A cyclical slowdown in growth is a simpler problem than rising wages. The latter threatens the emerging market’s long-term cost-advantage. For now, India-based companies, which offer lower-cost services, will gain on their overseas peers. Revenue at top local firms grew at a 16% compound annual rate during the global financial crisis between 2007 and 2010 in U.S. dollar terms, per Fitch, while the top line was flat or declining at U.S.-based Accenture ACN.N, France’s Capgemini CAPP.PA and Atos ATOS.PA. How aggressively startups regain their mojo will determine whether India lifts its 15% share of worldwide IT services spending to 22% by 2031, as Morgan Stanley expects. For now, at least, everyone can breathe a bit easier.
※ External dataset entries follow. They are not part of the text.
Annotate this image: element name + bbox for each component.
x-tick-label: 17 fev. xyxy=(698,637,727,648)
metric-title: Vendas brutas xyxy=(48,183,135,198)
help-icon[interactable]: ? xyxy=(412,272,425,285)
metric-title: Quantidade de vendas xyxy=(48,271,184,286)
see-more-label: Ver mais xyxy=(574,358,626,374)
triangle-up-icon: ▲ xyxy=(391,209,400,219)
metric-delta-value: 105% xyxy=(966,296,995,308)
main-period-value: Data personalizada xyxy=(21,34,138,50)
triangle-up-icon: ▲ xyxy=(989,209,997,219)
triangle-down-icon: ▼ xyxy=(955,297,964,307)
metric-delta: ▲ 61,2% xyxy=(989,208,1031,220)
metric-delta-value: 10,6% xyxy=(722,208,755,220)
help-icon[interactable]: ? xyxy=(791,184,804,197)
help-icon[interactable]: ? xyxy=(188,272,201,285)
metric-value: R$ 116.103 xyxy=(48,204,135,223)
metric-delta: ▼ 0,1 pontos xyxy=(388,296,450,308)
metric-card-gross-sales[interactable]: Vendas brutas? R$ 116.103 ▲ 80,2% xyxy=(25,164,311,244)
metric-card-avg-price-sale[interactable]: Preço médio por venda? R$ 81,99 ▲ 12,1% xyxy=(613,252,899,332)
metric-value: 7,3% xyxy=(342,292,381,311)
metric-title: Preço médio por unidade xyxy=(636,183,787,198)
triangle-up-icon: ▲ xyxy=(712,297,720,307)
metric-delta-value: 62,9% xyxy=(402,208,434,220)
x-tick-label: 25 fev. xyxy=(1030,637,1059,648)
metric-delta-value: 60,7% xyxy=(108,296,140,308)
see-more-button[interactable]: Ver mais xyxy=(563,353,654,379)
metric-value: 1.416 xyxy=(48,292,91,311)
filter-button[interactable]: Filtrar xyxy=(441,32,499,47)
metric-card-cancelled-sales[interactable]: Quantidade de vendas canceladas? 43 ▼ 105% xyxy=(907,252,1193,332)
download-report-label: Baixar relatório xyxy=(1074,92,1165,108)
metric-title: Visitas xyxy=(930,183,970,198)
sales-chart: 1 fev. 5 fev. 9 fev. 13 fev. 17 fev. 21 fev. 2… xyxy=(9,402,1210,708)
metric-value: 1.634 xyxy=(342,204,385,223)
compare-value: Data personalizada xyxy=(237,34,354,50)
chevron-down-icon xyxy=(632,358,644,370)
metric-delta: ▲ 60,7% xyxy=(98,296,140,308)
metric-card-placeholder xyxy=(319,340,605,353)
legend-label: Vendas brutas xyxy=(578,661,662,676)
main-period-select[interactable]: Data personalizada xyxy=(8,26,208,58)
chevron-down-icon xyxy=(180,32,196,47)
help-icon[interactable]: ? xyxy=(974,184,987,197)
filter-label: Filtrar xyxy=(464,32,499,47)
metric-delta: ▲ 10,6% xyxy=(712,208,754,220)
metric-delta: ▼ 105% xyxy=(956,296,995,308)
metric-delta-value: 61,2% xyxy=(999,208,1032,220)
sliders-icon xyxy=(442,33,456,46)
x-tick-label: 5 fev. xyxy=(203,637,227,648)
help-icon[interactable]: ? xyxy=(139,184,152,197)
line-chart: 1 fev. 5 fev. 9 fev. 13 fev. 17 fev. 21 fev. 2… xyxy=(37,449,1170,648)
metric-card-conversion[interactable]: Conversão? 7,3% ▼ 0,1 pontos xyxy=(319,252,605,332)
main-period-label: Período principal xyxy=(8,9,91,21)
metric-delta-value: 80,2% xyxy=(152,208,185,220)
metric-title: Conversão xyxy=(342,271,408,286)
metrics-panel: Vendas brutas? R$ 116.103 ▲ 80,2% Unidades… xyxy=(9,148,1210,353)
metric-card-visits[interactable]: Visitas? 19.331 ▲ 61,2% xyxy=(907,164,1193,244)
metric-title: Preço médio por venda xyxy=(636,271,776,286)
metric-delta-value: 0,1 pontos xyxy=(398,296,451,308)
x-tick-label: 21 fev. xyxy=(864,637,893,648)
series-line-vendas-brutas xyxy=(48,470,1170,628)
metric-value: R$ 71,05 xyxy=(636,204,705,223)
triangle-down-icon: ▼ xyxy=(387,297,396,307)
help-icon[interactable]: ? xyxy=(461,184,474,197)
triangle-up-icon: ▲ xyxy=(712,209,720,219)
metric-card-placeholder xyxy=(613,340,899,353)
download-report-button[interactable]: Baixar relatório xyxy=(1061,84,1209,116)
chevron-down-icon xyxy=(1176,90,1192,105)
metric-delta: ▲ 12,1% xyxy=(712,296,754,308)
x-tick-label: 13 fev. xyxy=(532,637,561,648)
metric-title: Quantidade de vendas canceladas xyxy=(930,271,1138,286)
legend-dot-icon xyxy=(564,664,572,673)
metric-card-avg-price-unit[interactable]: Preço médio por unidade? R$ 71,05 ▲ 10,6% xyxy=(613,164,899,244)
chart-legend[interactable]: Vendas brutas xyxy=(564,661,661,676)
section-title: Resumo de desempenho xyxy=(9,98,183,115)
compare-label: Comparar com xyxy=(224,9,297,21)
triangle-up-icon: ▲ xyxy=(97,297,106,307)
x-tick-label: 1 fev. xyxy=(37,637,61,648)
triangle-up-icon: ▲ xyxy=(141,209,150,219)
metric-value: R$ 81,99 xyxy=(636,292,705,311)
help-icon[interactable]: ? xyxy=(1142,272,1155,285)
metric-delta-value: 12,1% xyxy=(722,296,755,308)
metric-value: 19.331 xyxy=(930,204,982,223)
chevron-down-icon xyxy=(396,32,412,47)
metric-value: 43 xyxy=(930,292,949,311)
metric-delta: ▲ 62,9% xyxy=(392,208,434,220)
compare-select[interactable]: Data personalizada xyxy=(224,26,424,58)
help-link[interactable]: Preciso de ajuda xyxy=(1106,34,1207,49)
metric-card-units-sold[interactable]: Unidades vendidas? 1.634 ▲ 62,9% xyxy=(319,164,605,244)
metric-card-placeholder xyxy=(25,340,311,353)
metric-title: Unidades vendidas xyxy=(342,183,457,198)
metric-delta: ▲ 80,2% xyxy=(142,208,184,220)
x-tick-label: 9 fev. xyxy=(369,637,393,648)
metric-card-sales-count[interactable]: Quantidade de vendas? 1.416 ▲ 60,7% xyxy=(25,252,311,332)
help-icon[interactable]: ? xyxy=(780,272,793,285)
Follow @PranavKiranBV on Twitter


India's Wipro on Jan. 13 reported its net profit increased 2.8% year-on-year to 30.5 billion rupees ($375 million) in the December quarter. The company said voluntary employee attrition of 21.2% moderated 180 basis points from the previous quarter. It measures attrition in trailing twelve months for the quarter.

Tata Consultancy Services on Jan. 9 reported a 11% year-on-year increase in net profit to 108.5 billion rupees ($1.32 billion) for the quarter. Last twelve months attrition was lower at 21.3% compared with 21.5% in the second quarter.